Reviewing error tolerant results
This example uses a small error tolerant search to illustrate different aspects of an automatic error tolerant search.
Protein hits
It is important to recognise that only the matches from the standard, first pass search provide evidence for the identity of a protein. The additional matches found in the error tolerant, second pass search are valuable because they are the most likely assignments of the spectra. Occasionally, an additional match will provide useful biological information, such as distinguishing between two isoforms. If the same modification shows up many times, this may indicate an experimental artefact that needs to be eliminated or, at least, selected as a variable modification for standard searches.
Nevertheless, these additional matches have been obtained by selecting a small number of database entries and beating them into submission with non-specificity, substitutions and a long list of modifications, so should be viewed with caution.
The second pass matches do not contribute to the protein score.
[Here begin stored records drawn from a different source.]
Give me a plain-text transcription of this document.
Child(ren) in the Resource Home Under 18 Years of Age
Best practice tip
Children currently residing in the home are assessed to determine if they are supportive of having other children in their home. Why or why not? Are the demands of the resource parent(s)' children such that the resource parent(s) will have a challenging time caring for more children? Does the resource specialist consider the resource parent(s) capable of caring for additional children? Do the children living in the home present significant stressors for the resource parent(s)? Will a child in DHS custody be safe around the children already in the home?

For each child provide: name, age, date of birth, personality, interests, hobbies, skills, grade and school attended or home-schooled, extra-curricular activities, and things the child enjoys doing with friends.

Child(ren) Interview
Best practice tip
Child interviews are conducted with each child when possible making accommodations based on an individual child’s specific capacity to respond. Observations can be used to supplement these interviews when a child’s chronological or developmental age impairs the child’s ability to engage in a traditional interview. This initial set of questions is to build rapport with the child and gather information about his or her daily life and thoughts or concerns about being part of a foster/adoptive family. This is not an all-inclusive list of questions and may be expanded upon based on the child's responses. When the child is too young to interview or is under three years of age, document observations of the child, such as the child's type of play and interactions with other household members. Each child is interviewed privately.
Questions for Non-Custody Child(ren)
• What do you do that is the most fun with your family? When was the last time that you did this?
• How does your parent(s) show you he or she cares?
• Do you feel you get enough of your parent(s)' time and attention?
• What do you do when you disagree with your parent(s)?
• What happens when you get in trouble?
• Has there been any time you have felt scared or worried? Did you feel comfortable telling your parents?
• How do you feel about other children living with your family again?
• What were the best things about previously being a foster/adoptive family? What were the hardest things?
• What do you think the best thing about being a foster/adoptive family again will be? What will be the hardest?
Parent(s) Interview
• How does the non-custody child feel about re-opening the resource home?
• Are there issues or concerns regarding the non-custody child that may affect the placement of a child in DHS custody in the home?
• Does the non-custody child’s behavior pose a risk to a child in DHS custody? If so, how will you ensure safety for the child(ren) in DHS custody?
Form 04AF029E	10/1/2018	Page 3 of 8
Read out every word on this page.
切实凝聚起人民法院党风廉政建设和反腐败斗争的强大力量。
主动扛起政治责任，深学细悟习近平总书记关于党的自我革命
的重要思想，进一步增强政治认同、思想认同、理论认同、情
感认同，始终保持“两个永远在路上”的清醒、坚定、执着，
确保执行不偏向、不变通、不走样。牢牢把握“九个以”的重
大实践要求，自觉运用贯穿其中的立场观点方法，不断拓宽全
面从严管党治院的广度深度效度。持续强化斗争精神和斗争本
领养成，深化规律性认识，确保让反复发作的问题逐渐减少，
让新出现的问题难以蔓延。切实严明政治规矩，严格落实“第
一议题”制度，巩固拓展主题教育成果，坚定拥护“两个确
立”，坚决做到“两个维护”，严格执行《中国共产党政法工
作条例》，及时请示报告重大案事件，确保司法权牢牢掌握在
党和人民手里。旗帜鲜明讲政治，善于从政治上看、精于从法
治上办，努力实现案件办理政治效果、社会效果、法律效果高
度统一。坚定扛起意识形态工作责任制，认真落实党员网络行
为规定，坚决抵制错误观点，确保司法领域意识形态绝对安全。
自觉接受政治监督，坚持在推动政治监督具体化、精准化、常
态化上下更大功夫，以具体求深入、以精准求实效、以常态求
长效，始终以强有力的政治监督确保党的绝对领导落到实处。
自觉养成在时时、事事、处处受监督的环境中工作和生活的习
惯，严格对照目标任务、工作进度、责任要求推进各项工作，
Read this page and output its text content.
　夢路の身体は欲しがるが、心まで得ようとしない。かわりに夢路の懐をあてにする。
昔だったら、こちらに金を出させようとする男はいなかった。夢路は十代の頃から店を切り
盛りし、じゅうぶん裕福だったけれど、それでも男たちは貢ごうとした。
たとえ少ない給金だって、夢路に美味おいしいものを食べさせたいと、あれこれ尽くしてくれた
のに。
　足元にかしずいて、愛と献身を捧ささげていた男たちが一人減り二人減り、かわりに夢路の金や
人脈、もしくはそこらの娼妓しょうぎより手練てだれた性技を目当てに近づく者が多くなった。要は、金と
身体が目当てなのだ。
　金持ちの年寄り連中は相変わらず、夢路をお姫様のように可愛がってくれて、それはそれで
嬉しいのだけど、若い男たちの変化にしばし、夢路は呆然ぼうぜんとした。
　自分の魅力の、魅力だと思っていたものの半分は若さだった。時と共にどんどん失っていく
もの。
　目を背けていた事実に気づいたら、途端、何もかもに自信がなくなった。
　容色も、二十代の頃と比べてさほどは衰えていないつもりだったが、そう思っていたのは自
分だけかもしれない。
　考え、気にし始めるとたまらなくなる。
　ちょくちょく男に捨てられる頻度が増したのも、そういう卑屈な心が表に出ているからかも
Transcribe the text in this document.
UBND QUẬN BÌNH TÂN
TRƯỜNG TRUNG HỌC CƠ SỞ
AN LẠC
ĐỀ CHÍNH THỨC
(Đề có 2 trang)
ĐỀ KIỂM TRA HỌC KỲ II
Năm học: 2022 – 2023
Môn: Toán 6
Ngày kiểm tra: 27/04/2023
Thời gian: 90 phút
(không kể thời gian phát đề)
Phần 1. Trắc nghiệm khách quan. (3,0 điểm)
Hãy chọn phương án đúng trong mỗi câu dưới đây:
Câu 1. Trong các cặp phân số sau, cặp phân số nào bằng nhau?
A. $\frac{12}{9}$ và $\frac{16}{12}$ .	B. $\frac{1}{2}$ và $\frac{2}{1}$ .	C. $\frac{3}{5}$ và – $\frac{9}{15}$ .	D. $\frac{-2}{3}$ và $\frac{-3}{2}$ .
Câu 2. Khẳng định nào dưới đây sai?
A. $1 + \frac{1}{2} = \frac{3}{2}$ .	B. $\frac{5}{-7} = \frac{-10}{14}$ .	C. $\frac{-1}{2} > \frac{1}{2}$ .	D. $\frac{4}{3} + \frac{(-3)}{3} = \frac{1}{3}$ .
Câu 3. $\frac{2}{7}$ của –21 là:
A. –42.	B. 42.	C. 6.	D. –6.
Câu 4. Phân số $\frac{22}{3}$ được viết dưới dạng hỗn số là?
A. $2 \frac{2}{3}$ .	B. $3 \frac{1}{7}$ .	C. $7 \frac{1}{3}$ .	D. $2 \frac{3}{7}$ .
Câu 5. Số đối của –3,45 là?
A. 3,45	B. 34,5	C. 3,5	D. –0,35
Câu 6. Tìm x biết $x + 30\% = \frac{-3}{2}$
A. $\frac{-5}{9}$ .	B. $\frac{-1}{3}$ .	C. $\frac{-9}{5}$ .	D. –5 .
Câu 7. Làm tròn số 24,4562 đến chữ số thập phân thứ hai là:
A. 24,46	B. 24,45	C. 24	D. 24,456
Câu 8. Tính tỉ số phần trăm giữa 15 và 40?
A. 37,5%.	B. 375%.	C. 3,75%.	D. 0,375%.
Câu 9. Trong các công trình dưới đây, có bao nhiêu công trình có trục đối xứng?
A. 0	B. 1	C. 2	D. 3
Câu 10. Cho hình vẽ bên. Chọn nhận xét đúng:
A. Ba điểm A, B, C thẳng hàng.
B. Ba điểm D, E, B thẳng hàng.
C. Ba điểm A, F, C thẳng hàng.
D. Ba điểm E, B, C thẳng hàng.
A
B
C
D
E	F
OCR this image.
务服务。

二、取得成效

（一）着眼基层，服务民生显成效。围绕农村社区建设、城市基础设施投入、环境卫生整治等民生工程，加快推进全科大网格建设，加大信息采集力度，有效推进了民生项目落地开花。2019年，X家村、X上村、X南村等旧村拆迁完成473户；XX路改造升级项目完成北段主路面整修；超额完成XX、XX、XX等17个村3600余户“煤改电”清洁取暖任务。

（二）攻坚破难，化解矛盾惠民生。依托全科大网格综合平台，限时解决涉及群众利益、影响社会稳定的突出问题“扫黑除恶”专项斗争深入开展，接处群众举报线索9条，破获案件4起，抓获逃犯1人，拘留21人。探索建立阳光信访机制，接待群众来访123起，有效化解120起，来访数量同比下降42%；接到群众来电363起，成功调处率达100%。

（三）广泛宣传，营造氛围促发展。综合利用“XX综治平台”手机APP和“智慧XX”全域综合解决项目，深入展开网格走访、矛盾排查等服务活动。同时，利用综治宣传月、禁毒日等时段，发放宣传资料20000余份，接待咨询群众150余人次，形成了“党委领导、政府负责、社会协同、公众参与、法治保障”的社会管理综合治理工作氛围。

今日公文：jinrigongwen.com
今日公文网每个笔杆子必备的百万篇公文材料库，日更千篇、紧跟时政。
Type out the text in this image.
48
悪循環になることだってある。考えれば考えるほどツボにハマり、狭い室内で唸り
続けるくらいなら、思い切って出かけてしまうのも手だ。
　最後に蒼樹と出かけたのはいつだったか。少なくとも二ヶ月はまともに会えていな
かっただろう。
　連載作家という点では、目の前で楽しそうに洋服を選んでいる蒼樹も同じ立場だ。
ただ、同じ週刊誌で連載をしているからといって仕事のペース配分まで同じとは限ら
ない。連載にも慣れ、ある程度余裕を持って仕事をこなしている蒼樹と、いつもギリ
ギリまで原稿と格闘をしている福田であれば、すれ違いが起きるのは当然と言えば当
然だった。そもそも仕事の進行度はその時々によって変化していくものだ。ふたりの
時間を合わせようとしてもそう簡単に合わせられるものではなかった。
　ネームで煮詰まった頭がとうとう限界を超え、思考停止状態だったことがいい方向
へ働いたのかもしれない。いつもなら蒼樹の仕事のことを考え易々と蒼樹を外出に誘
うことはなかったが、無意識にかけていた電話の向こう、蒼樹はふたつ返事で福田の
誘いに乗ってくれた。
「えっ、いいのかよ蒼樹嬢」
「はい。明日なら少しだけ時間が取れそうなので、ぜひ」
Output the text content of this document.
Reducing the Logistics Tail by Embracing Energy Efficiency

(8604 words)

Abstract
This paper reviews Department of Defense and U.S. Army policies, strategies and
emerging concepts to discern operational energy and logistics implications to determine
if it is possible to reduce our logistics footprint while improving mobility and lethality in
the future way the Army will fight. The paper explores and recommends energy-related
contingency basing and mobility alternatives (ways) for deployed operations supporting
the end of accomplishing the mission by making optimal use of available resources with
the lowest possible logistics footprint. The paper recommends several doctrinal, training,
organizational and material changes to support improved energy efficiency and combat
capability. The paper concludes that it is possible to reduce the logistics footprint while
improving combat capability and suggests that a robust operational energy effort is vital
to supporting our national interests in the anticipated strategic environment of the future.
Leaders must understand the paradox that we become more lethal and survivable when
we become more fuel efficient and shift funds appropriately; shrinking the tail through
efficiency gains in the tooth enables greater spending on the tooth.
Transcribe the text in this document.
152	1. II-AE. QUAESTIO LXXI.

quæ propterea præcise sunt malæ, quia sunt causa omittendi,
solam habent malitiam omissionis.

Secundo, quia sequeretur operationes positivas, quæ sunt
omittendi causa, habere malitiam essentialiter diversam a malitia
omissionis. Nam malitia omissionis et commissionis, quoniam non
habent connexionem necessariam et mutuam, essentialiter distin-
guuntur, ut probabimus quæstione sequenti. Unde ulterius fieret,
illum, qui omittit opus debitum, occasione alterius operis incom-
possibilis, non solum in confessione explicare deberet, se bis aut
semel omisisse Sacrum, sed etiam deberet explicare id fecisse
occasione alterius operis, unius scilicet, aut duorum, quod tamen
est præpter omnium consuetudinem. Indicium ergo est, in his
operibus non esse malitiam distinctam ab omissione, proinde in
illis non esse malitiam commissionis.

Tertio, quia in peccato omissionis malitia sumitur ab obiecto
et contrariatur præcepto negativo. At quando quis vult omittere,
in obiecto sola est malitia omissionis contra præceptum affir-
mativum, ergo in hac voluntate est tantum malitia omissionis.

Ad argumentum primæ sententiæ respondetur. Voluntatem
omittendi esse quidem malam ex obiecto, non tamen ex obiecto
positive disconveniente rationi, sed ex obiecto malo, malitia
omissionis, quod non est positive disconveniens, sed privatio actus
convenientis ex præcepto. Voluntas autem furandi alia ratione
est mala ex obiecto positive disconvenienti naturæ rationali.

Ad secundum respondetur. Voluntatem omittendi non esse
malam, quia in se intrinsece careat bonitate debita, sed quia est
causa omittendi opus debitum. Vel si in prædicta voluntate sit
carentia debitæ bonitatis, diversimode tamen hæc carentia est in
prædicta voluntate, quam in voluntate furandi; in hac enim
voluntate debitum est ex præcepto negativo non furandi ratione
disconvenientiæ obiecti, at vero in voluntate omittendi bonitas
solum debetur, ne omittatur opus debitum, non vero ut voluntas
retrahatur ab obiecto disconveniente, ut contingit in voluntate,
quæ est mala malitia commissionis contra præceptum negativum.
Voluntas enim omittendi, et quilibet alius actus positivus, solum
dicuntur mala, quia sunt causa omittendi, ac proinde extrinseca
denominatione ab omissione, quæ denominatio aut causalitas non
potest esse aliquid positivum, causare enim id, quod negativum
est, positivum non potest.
If the query also has a lower scoring match to the same protein in the first pass search, this contributes, so that the protein scores are identical to those that would be obtained in a standard, single pass search.
Score thresholds
The target FDR is applied independently to the results from the second pass, which means that the significance thresholds for the two passes may be very different. Since the target is based on PSM counts, if it can be achieved for the results from both passes, then it will also be true for the combined results. If it is not possible to get within a factor of 2 of the target, a warning will appear in the report.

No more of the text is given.